The left hepatic arteries of two pigs were embolized with 1 mL of doxorubicin-loaded (25 mg; (DoxMS)) or non-loaded (BlandMS) microspheres. The histopathological effects of the embolization were analyzed at 1 week. RNAs extracted from both the embolized and control liver areas were hybridized onto Agilent porcine microarrays.
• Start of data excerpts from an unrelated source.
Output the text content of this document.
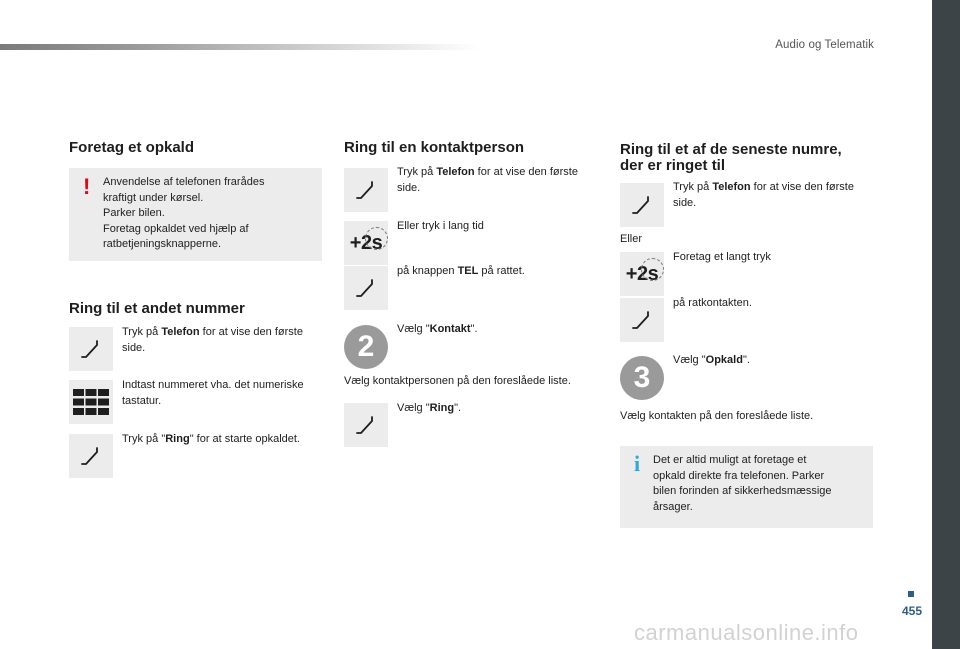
Audio og Telematik
455
carmanualsonline.info
Foretag et opkald
! Anvendelse af telefonen frarådes
kraftigt under kørsel.
Parker bilen.
Foretag opkaldet ved hjælp af
ratbetjeningsknapperne.
Ring til et andet nummer
Tryk på Telefon for at vise den første side.
Indtast nummeret vha. det numeriske tastatur.
Tryk på "Ring" for at starte opkaldet.
Ring til en kontaktperson
Tryk på Telefon for at vise den første side.
+2s
Eller tryk i lang tid
på knappen TEL på rattet.
2
Vælg "Kontakt".
Vælg kontaktpersonen på den foreslåede liste.
Vælg "Ring".
Ring til et af de seneste numre,
der er ringet til
Tryk på Telefon for at vise den første side.
Eller
+2s
Foretag et langt tryk
på ratkontakten.
3
Vælg "Opkald".
Vælg kontakten på den foreslåede liste.
i Det er altid muligt at foretage et
opkald direkte fra telefonen. Parker
bilen forinden af sikkerhedsmæssige
årsager.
Genes showing significantly different expression (p < 0.01; fold-change > 2) between two groups were classified by biological process.
At 1 week after embolization, DoxMS caused arterial and parenchymal necrosis in 51 and 38 % of embolized vessels, respectively. By contrast, BlandMS did not cause any tissue damage. Up-regulated genes following embolization with DoxMS (vs. BlandMS, n = 353) were mainly involved in cell death, apoptosis, and metabolism of doxorubicin. Down-regulated genes (n = 120) were mainly related to hepatic functions, including enzymes of lipid and carbohydrate metabolisms. Up-regulated genes included genes related to cell proliferation (growth factors and transcription factors), tissue remodeling (MMPs and several collagen types), inflammatory reaction (interleukins and chemokines), and angiogenesis (angiogenic factors and HIF1a pathway), all of which play an important role in liver healing and regeneration.
DoxMS caused lesions to the liver, provoked cell death, and disturbed liver metabolism. An inflammatory repair process with cell proliferation, tissue remodeling, and angiogenesis was rapidly initiated during the first week after chemoembolization. This pilot study provides a comprehensive method to compare different types of DoxMS in healthy animals or tumor models.